Кто-нибудь из детей постарше по очереди крутил ручку сепаратора, разделяющего морскую воду на отдельные элементы, один из которых был пригоден для дыхания. Устройство исправно работало — на соляном коллекторе уже собрался приличный слой соли. Тем не менее Иона беспокоился. Правильно ли я поставил полюса? Что, если в баллон попадает кислород, а водород я выпускаю в отсеки? Вдруг наша лодка уже полна взрывоопасной смесью, которая может положить конец нашим страданиям в любую секунду. Он не знал, как это определить, ни в одной из его книг не было сказано об этом, хотя он смутно помнил, что у водорода не было запаха. Сопровождая его во всех проверках и повторяя все его объяснения по несколько раз, Петри чувствовала себя достаточно уверенно, чтобы настаивать:
— Тебе нужно отдохнуть, Иона. Я буду следить за скоростью подъема и вносить необходимые коррективы. А сейчас я хочу, чтобы ты закрыл глаза.
Он пытался протестовать, но она настояла на своем, используя тон лауссанских матерей:
— Позже мы будем нуждаться в тебе гораздо сильнее. Тебе нужно поберечь силы до поверхности. Ляг и отдохни. Обещаю, что позову тебя, если что-нибудь изменится.
Вняв ее рассуждениям, он вытянулся на паре рисовых мешков, которые Зираш перенес в кабину управления. Иона с благодарностью смежил веки. Но мозг не мог перестать работать.
Насколько глубоко мы сейчас?
Это повлекло за собой следующий вопрос: на какой глубине теперь находится каньон Клеопатры?
Согласно преданиям, первые колонисты пользовались лотом для определения глубины венерианских морей, когда свет от поверхности достигал дна океана. Они запускали воздушные шары, прикрепленные к огромным катушкам с тросом, чтобы определить толщину слоя температурного перехода и взять его образцы, и даже определяли расстояния до горячего неба. Эта практика исчезла, хотя Иона видел одну из гигантских лебедок однажды, во время посещения колонии Чаун, покрытую пылью и источенную временем в каком-то сыром углу.

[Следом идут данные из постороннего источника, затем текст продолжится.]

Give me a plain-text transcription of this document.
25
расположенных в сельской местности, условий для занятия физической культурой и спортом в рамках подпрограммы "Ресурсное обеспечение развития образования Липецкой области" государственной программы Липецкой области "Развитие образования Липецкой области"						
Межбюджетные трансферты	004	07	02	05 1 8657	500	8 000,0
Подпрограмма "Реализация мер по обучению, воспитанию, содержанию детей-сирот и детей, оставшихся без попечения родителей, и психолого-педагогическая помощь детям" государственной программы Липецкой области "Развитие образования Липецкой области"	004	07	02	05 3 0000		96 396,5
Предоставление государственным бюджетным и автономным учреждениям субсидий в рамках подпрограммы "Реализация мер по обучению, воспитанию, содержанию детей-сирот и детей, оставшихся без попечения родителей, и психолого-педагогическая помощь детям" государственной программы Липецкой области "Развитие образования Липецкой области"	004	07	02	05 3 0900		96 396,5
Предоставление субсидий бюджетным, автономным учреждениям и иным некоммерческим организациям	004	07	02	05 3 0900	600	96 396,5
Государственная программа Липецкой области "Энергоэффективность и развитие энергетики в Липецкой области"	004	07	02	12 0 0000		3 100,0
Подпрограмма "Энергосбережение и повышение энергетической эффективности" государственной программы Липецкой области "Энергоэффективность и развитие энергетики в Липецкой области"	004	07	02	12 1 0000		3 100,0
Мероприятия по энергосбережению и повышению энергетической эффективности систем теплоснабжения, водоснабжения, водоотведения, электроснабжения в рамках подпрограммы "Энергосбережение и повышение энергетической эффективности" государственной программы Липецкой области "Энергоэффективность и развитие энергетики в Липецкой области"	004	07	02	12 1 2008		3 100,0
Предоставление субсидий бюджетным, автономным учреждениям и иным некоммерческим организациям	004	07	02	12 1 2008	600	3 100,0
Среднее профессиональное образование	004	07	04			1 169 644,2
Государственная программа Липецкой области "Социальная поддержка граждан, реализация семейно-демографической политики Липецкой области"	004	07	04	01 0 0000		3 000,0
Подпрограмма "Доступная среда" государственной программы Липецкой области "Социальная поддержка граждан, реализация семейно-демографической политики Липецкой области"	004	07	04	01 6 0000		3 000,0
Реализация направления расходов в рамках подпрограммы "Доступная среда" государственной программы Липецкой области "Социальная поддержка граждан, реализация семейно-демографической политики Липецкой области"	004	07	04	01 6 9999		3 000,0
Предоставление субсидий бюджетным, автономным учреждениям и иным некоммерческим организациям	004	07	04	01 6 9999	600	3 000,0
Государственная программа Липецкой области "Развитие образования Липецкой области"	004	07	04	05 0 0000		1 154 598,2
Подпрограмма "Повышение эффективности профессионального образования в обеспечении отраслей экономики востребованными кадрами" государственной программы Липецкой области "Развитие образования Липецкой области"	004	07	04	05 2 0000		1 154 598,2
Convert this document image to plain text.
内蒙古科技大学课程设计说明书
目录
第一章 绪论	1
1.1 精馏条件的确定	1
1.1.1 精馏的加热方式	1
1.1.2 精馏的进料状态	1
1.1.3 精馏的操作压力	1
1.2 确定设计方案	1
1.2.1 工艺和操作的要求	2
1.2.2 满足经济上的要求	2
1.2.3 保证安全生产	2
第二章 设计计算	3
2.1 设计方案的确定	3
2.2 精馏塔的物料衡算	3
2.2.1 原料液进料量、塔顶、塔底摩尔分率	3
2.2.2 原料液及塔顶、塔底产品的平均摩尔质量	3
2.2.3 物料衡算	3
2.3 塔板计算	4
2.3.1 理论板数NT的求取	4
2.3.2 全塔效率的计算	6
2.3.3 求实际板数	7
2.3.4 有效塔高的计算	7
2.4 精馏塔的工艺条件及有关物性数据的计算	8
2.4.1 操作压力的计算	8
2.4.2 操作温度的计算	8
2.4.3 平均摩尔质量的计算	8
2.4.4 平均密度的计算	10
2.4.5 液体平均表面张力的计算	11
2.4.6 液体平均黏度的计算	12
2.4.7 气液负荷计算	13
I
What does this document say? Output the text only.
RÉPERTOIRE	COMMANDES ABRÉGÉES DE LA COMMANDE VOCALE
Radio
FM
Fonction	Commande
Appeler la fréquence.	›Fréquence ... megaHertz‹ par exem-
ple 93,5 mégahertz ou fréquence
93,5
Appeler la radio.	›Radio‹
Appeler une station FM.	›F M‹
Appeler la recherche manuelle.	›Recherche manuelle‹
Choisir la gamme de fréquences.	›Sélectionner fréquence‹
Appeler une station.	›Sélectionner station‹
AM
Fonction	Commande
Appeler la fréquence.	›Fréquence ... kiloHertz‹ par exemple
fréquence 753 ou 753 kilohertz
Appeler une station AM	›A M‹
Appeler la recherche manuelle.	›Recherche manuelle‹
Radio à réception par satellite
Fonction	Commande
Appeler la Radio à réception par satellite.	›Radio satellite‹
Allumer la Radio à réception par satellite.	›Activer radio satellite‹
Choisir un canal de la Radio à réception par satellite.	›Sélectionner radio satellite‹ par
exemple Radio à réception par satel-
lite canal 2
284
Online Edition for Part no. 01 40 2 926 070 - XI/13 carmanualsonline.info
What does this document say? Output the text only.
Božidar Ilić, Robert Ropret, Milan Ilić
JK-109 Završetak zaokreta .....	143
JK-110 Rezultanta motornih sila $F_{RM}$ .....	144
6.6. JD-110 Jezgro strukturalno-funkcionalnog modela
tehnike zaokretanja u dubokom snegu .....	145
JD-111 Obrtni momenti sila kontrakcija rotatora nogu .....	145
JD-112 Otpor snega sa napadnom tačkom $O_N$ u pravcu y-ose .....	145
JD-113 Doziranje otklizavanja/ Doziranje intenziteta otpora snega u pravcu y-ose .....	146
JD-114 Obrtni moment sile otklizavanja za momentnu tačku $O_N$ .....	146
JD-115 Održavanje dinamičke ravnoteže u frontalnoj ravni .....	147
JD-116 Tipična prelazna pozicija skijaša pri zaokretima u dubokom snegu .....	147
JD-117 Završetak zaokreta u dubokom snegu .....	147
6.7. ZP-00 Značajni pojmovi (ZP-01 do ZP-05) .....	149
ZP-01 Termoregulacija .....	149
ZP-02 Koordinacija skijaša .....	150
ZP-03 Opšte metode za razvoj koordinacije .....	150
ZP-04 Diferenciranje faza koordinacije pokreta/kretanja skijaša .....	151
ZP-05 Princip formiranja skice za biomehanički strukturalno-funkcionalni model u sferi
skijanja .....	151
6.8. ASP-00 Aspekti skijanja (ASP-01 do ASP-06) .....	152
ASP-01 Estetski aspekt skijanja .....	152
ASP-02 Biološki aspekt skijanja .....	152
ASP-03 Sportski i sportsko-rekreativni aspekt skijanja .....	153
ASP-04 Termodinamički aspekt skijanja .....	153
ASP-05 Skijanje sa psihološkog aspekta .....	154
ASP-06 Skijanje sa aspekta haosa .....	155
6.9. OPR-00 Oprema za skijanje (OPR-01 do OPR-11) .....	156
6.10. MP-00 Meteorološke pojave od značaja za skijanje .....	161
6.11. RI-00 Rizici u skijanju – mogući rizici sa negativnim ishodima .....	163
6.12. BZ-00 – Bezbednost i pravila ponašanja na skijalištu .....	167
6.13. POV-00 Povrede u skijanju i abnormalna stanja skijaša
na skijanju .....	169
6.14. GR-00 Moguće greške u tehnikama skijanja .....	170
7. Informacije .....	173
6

Давным-давно земляне смотрели в небо, на свою ставшую адом планету так же, как сейчас жители каньона смотрели вверх. Хотя бывали и исключения. Слухи утверждали, что Мелвил, легендарный безумец, вернувшийся из каньона Теодоры, требовал у колоний помощи, чтобы исследовать большие высоты. Ведь там могла быть какая-то пограничная зона, где водились животные, пригодные для еды. Конечно, он был безумцем; но мальчишки до сих пор продолжали шептаться о нем.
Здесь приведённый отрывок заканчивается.